There are currently three ongoing clinical trials investigating IDH inhibition in chondrosarcoma patients. The first is a phase II trial of AG-120 in patients with glioma, cholangiocarcinoma, chondrosarcoma, and other advanced solid tumors (ClinicalTrials.gov (accessed on 2 March 2021) Identifier: NCT04278781) [96]. The second is a phase I study of BAY1436032 in patients with IDH mutated solid tumors (ClinicalTrials.gov (accessed on 2 March 2021) Identifier: NCT02746081) [97]. Finally, a phase I/II study of AG-221 is underway for patients with chondrosarcoma as well as other solid tumors and T-cell lymphoma (ClinicalTrials.gov (accessed on 2 March 2021) Identifier: NCT02273739) [98].

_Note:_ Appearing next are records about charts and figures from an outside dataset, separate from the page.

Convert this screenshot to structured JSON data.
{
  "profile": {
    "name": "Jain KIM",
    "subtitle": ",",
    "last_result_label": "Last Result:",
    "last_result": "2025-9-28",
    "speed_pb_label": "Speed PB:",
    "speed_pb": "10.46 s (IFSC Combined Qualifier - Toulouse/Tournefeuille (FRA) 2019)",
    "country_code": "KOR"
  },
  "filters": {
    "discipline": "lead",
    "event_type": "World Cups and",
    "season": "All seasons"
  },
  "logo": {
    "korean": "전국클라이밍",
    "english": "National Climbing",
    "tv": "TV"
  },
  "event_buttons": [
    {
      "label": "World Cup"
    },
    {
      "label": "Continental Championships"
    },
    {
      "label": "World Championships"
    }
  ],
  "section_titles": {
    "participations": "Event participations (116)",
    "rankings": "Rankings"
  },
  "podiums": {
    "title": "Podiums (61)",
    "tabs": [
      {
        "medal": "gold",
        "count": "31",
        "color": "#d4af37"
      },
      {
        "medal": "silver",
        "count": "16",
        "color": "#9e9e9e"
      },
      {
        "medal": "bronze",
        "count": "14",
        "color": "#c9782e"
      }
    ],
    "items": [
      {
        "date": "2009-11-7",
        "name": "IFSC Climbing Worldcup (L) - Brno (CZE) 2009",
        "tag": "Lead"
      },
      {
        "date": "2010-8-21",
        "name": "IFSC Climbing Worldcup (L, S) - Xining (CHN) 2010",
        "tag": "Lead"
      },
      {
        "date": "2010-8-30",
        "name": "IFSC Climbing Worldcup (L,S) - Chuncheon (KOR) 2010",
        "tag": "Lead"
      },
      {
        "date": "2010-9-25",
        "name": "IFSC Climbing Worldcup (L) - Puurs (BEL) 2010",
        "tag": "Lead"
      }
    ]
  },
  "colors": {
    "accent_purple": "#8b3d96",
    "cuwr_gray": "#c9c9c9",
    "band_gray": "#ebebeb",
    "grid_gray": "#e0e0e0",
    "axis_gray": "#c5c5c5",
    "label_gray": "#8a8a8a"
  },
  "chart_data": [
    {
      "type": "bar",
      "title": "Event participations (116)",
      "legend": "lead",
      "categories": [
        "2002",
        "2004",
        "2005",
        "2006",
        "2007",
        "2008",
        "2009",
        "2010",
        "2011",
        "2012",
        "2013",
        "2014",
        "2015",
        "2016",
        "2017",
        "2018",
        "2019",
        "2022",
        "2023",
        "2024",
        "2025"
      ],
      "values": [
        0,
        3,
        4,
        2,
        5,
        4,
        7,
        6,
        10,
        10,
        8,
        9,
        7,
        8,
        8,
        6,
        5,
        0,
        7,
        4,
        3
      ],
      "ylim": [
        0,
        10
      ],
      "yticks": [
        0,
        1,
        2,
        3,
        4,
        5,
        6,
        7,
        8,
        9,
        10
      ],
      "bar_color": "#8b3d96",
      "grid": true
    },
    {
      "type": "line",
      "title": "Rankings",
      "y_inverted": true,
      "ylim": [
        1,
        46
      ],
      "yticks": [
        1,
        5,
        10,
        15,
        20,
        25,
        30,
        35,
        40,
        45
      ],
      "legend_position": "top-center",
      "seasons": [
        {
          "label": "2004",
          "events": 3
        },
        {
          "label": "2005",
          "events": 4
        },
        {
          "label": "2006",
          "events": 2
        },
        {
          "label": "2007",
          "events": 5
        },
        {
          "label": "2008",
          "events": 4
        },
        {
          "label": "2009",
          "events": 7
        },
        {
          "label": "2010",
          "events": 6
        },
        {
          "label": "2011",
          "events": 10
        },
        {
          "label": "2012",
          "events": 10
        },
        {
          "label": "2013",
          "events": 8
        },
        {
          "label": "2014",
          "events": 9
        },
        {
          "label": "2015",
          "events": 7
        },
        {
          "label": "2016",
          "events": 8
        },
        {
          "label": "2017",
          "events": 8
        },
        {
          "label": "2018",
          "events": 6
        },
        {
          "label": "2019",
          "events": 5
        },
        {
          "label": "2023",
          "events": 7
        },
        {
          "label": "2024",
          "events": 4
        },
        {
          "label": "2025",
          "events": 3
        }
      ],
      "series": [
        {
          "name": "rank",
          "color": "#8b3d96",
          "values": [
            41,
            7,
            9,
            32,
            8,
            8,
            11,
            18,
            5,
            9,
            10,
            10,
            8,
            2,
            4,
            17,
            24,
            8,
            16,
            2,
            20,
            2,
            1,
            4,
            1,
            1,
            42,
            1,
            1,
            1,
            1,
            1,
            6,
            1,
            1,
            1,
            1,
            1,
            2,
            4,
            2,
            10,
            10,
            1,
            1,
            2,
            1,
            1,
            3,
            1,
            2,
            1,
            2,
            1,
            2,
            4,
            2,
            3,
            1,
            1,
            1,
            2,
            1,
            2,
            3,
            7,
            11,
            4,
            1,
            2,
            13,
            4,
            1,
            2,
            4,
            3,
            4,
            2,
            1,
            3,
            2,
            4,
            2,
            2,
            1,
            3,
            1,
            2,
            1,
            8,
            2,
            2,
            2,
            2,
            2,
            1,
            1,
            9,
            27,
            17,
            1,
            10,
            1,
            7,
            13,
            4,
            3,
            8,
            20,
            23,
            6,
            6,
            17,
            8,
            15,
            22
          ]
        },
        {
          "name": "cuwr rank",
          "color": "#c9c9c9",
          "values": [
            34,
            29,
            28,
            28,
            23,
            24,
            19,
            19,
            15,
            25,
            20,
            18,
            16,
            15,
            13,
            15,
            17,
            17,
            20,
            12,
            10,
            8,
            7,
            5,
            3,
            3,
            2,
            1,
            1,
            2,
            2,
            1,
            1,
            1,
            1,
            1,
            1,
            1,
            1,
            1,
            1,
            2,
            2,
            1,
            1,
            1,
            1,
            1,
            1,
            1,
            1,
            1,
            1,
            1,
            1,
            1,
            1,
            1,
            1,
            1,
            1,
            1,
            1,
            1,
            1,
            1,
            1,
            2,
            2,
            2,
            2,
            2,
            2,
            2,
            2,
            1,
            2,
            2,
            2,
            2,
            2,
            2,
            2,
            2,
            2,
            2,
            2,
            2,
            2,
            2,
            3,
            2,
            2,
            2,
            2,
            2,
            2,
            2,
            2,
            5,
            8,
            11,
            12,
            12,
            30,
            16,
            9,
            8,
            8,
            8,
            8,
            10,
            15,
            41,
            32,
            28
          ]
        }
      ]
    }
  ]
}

In light of the results demonstrating the importance of the hedgehog signaling pathway in chondrosarcoma, a phase II study is underway investigating the efficacy of vismodegib, a Hedgehog signaling pathway inhibitor, in patients with advanced chondrosarcoma (ClinicalTrials.gov (accessed on 2 March 2021) Identifier: NCT01267955) [99].

7. Conclusions

Chordoma and chondrosarcoma are malignancies that can arise from the skull base and spine that present a particular challenge to manage due to associated resistance to conventional therapies such as chemoradiation. Several studies in the last decade have detailed the immune microenvironment as well as genetic and molecular biomarkers in these cancers, which have laid the foundation for individualized therapy and immunotherapeutic targets that show promise for improving outcomes in these patients. This is exemplified in chordoma with the transcription factor brachyury, which is now a treatment target of multiple ongoing clinical trials that leverage the immune system to target brachyury. Chordoma and chondrosarcoma have also benefited from the robust investigation of checkpoint inhibitors for solid tumors, with numerous promising case reports and ongoing trials using these immunotherapeutic agents. While additional preclinical and clinical data are needed, available evidence indicates that there are significant interactions between chordoma and chondrosarcoma and the immune system, particularly tumor-infiltrating lymphocytes. Several biomarkers exist that have not been studied in-depth and warrant detailed investigation to elucidate their clinical relevance and potential as treatment targets. Targeted therapies such as immunotherapy may have a robust impact for select patients with chordoma and chondrosarcoma.